The Long And Winding Road is a response to The Beatles’s decision to not release their music in a digital format. In 2006 history was set when Gnarls Barkley’s single, Crazy, became the first ever single to get to #1 on downloads alone. This is a trend set only to get more popular as CD sales continue to decline against digital downloads rising. The Beatles catalogue of music is only available on CD or vinyl, despite their last material to be released being in 1970. Aside from a very limited edition $279 USB stick featuring their discography no other legal digital copies exist.

The song The Long and Winding Road, the last single to be released from The Beatles final album, Let It Be, marks the end of on era and the beginning of another, in which fans are left waiting for the day they can legally obtain a digital copy of their music online.

This resistance to digitisation is not something new. The album version of The Long and Winding Road, which features unauthorised post-production was cited by Paul McCartney as one of the six reasons why The Beatles disbanded.

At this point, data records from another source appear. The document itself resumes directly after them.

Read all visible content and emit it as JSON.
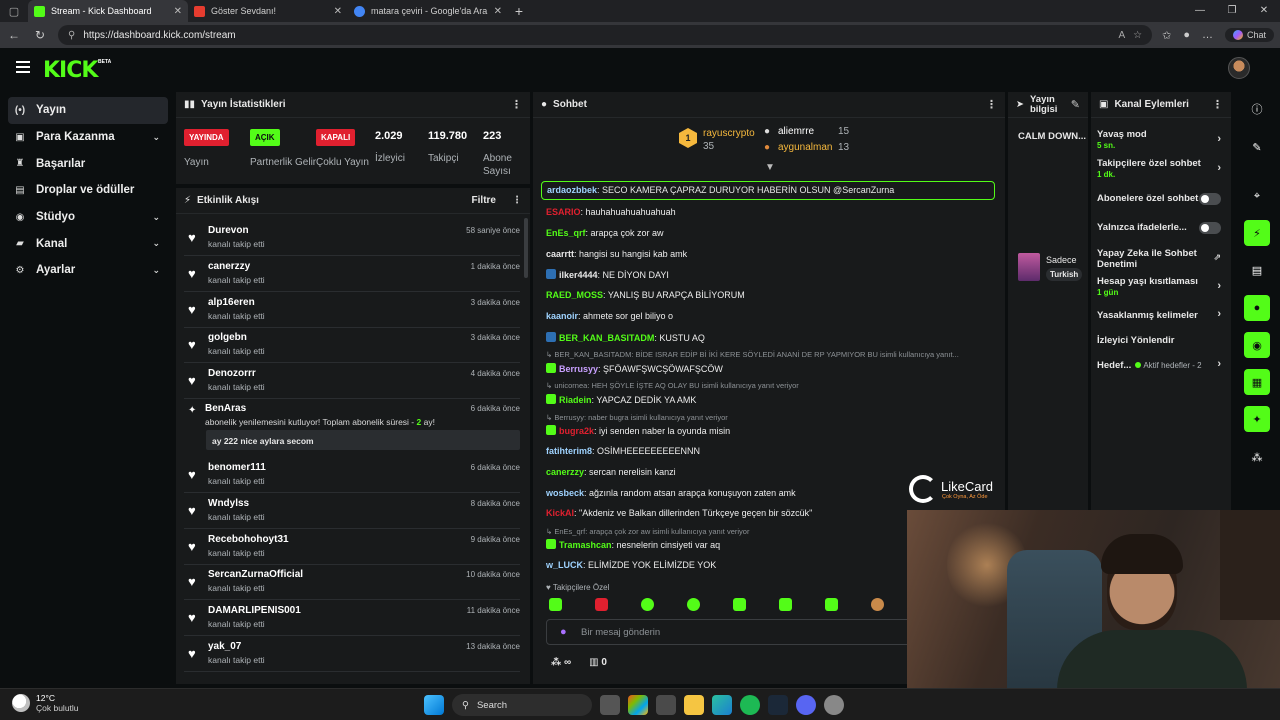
{
  "browser": {
    "tabs": [
      {
        "title": "Stream - Kick Dashboard",
        "fav_color": "#53fc18",
        "active": true
      },
      {
        "title": "Göster Sevdanı!",
        "fav_color": "#e63c2f",
        "active": false
      },
      {
        "title": "matara çeviri - Google'da Ara",
        "fav_color": "#4285f4",
        "active": false
      }
    ],
    "url": "https://dashboard.kick.com/stream",
    "chat_button": "Chat"
  },
  "kick": {
    "logo": "KICK",
    "beta": "BETA"
  },
  "nav": [
    {
      "label": "Yayın",
      "icon": "(•)",
      "chevron": false,
      "active": true
    },
    {
      "label": "Para Kazanma",
      "icon": "▣",
      "chevron": true,
      "active": false
    },
    {
      "label": "Başarılar",
      "icon": "♜",
      "chevron": false,
      "active": false
    },
    {
      "label": "Droplar ve ödüller",
      "icon": "▤",
      "chevron": false,
      "active": false
    },
    {
      "label": "Stüdyo",
      "icon": "◉",
      "chevron": true,
      "active": false
    },
    {
      "label": "Kanal",
      "icon": "▰",
      "chevron": true,
      "active": false
    },
    {
      "label": "Ayarlar",
      "icon": "⚙",
      "chevron": true,
      "active": false
    }
  ],
  "stats": {
    "title": "Yayın İstatistikleri",
    "items": [
      {
        "badge": "YAYINDA",
        "badge_bg": "#e0202f",
        "badge_fg": "#ffffff",
        "label": "Yayın"
      },
      {
        "badge": "AÇIK",
        "badge_bg": "#53fc18",
        "badge_fg": "#0b0e0f",
        "label": "Partnerlik Gelir"
      },
      {
        "badge": "KAPALI",
        "badge_bg": "#e0202f",
        "badge_fg": "#ffffff",
        "label": "Çoklu Yayın"
      }
    ],
    "numbers": [
      {
        "value": "2.029",
        "label": "İzleyici"
      },
      {
        "value": "119.780",
        "label": "Takipçi"
      },
      {
        "value": "223",
        "label": "Abone Sayısı"
      }
    ]
  },
  "feed": {
    "title": "Etkinlik Akışı",
    "filter": "Filtre",
    "items": [
      {
        "name": "Durevon",
        "sub": "kanalı takip etti",
        "time": "58 saniye önce"
      },
      {
        "name": "canerzzy",
        "sub": "kanalı takip etti",
        "time": "1 dakika önce"
      },
      {
        "name": "alp16eren",
        "sub": "kanalı takip etti",
        "time": "3 dakika önce"
      },
      {
        "name": "golgebn",
        "sub": "kanalı takip etti",
        "time": "3 dakika önce"
      },
      {
        "name": "Denozorrr",
        "sub": "kanalı takip etti",
        "time": "4 dakika önce"
      }
    ],
    "sub_event": {
      "name": "BenAras",
      "text": "abonelik yenilemesini kutluyor! Toplam abonelik süresi - ",
      "months": "2",
      "suffix": " ay!",
      "time": "6 dakika önce",
      "note": "ay 222 nice aylara secom"
    },
    "items2": [
      {
        "name": "benomer111",
        "sub": "kanalı takip etti",
        "time": "6 dakika önce"
      },
      {
        "name": "Wndylss",
        "sub": "kanalı takip etti",
        "time": "8 dakika önce"
      },
      {
        "name": "Recebohohoyt31",
        "sub": "kanalı takip etti",
        "time": "9 dakika önce"
      },
      {
        "name": "SercanZurnaOfficial",
        "sub": "kanalı takip etti",
        "time": "10 dakika önce"
      },
      {
        "name": "DAMARLIPENIS001",
        "sub": "kanalı takip etti",
        "time": "11 dakika önce"
      },
      {
        "name": "yak_07",
        "sub": "kanalı takip etti",
        "time": "13 dakika önce"
      }
    ]
  },
  "chat": {
    "title": "Sohbet",
    "leaders": [
      {
        "name": "rayuscrypto",
        "count": "35"
      },
      {
        "name": "aliemrre",
        "count": "15"
      },
      {
        "name": "aygunalman",
        "count": "13"
      }
    ],
    "leader_rank": "1",
    "highlight": {
      "user": "ardaozbbek",
      "text": ": SECO KAMERA ÇAPRAZ DURUYOR HABERİN OLSUN @SercanZurna"
    },
    "messages": [
      {
        "user": "ESARIO",
        "color": "#e0202f",
        "text": ": hauhahuahuahuahuah"
      },
      {
        "user": "EnEs_qrf",
        "color": "#53fc18",
        "text": ": arapça çok zor aw"
      },
      {
        "user": "caarrtt",
        "color": "#e8e8e8",
        "text": ": hangisi su hangisi kab amk"
      },
      {
        "user": "ilker4444",
        "color": "#e8e8e8",
        "text": ": NE DİYON DAYI"
      },
      {
        "user": "RAED_MOSS",
        "color": "#53fc18",
        "text": ": YANLIŞ BU ARAPÇA BİLİYORUM"
      },
      {
        "user": "kaanoir",
        "color": "#9fd3ff",
        "text": ": ahmete sor gel biliyo o"
      },
      {
        "user": "BER_KAN_BASITADM",
        "color": "#53fc18",
        "text": ": KUSTU AQ"
      },
      {
        "user": "Berrusyy",
        "color": "#c9a0ff",
        "text": ": ŞFÖAWFŞWCŞÖWAFŞCÖW"
      },
      {
        "user": "Riadein",
        "color": "#53fc18",
        "text": ": YAPCAZ DEDİK YA AMK"
      },
      {
        "user": "bugra2k",
        "color": "#e0202f",
        "text": ": iyi senden naber la oyunda misin"
      },
      {
        "user": "fatihterim8",
        "color": "#9fd3ff",
        "text": ": OSİMHEEEEEEEEENNN"
      },
      {
        "user": "canerzzy",
        "color": "#53fc18",
        "text": ": sercan nerelisin kanzi"
      },
      {
        "user": "wosbeck",
        "color": "#9fd3ff",
        "text": ": ağzınla random atsan arapça konuşuyon zaten amk"
      },
      {
        "user": "KickAI",
        "color": "#e0202f",
        "text": ": \"Akdeniz ve Balkan dillerinden Türkçeye geçen bir sözcük\""
      },
      {
        "user": "Tramashcan",
        "color": "#53fc18",
        "text": ": nesnelerin cinsiyeti var aq"
      },
      {
        "user": "w_LUCK",
        "color": "#9fd3ff",
        "text": ": ELİMİZDE YOK ELİMİZDE YOK"
      }
    ],
    "replies": [
      "BER_KAN_BASITADM: BİDE ISRAR EDİP Bİ İKİ KERE SÖYLEDİ ANANİ DE RP YAPMIYOR BU isimli kullanıcıya yanıt...",
      "unicornea: HEH ŞÖYLE İŞTE AQ OLAY BU isimli kullanıcıya yanıt veriyor",
      "Berrusyy: naber bugra isimli kullanıcıya yanıt veriyor",
      "EnEs_qrf: arapça çok zor aw isimli kullanıcıya yanıt veriyor"
    ],
    "followers_only": "Takipçilere Özel",
    "input_placeholder": "Bir mesaj gönderin",
    "bottom_count": "0"
  },
  "likecard": {
    "title": "LikeCard",
    "sub": "Çok Oyna, Az Öde"
  },
  "stream_info": {
    "title": "Yayın bilgisi",
    "stream_title": "CALM DOWN...",
    "category": "Sadece",
    "tag": "Turkish"
  },
  "actions": {
    "title": "Kanal Eylemleri",
    "slow": {
      "label": "Yavaş mod",
      "value": "5 sn."
    },
    "followers": {
      "label": "Takipçilere özel sohbet",
      "value": "1 dk."
    },
    "subs": "Abonelere özel sohbet",
    "emotes": "Yalnızca ifadelerle...",
    "ai": "Yapay Zeka ile Sohbet Denetimi",
    "age": {
      "label": "Hesap yaşı kısıtlaması",
      "value": "1 gün"
    },
    "banned": "Yasaklanmış kelimeler",
    "redirect": "İzleyici Yönlendir",
    "goals": {
      "label": "Hedef...",
      "status": "Aktif hedefler - 2"
    }
  },
  "taskbar": {
    "temp": "12°C",
    "weather": "Çok bulutlu",
    "search": "Search"
  }
}
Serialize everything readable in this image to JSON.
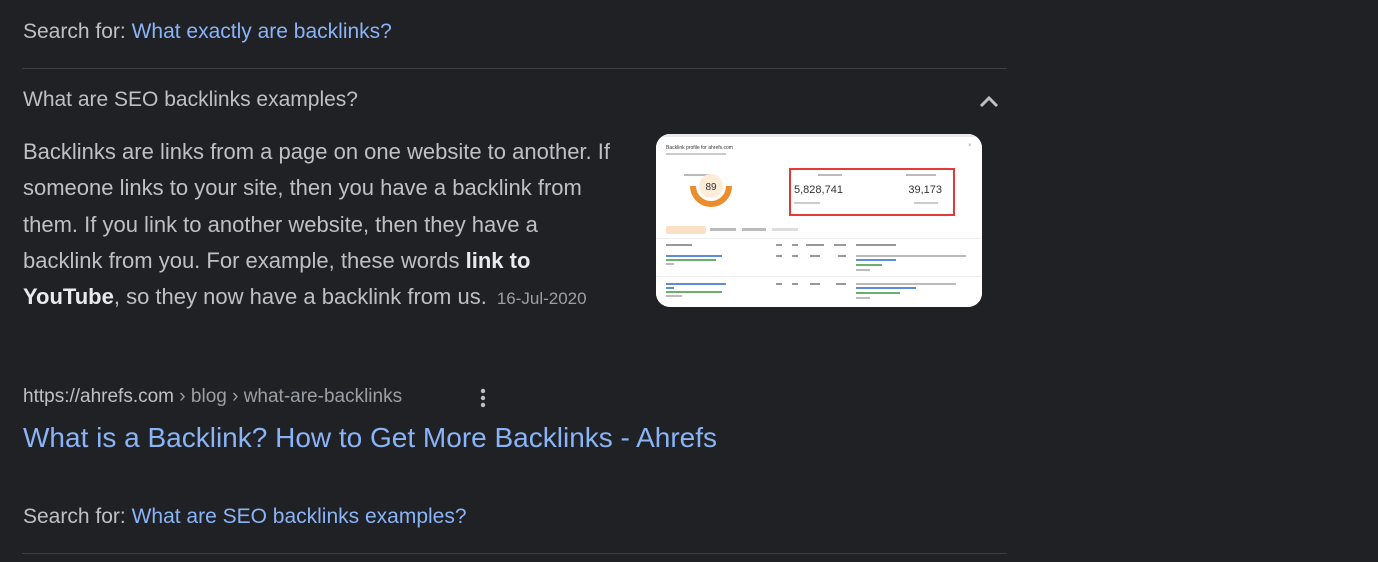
{
  "search_for_top": {
    "prefix": "Search for:",
    "link": "What exactly are backlinks?"
  },
  "accordion": {
    "question": "What are SEO backlinks examples?",
    "answer_before": "Backlinks are links from a page on one website to another. If someone links to your site, then you have a backlink from them. If you link to another website, then they have a backlink from you. For example, these words ",
    "answer_bold": "link to YouTube",
    "answer_after": ", so they now have a backlink from us.",
    "date": "16-Jul-2020",
    "icons": {
      "collapse": "chevron-up-icon"
    }
  },
  "thumbnail": {
    "header": "Backlink profile for ahrefs.com",
    "domain_rating": "89",
    "backlinks": "5,828,741",
    "referring_domains": "39,173"
  },
  "result": {
    "domain": "https://ahrefs.com",
    "path": " › blog › what-are-backlinks",
    "title": "What is a Backlink? How to Get More Backlinks - Ahrefs",
    "icons": {
      "menu": "more-vert-icon"
    }
  },
  "search_for_bottom": {
    "prefix": "Search for:",
    "link": "What are SEO backlinks examples?"
  },
  "colors": {
    "background": "#202124",
    "text": "#bdc1c6",
    "link": "#8ab4f8",
    "divider": "#3c4043"
  }
}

There is also speculation as to why their music has not been made available online, with McCartney/Starr and their record company batting the blame back and forth. Regardless of blame or reason, it is only the fans who are at loss.

Here, I present digitised version of the song, taken from a scan of the sheet music from the Top Pops 6 song book collection from 1971 and attempt to interpret their music in a digital form. The process of digitising this work involved scanning the sheet music and using audio software to convert the scanning into audio. This, therefore, is the closest digital reproduction that I can make without having access to the original recordings.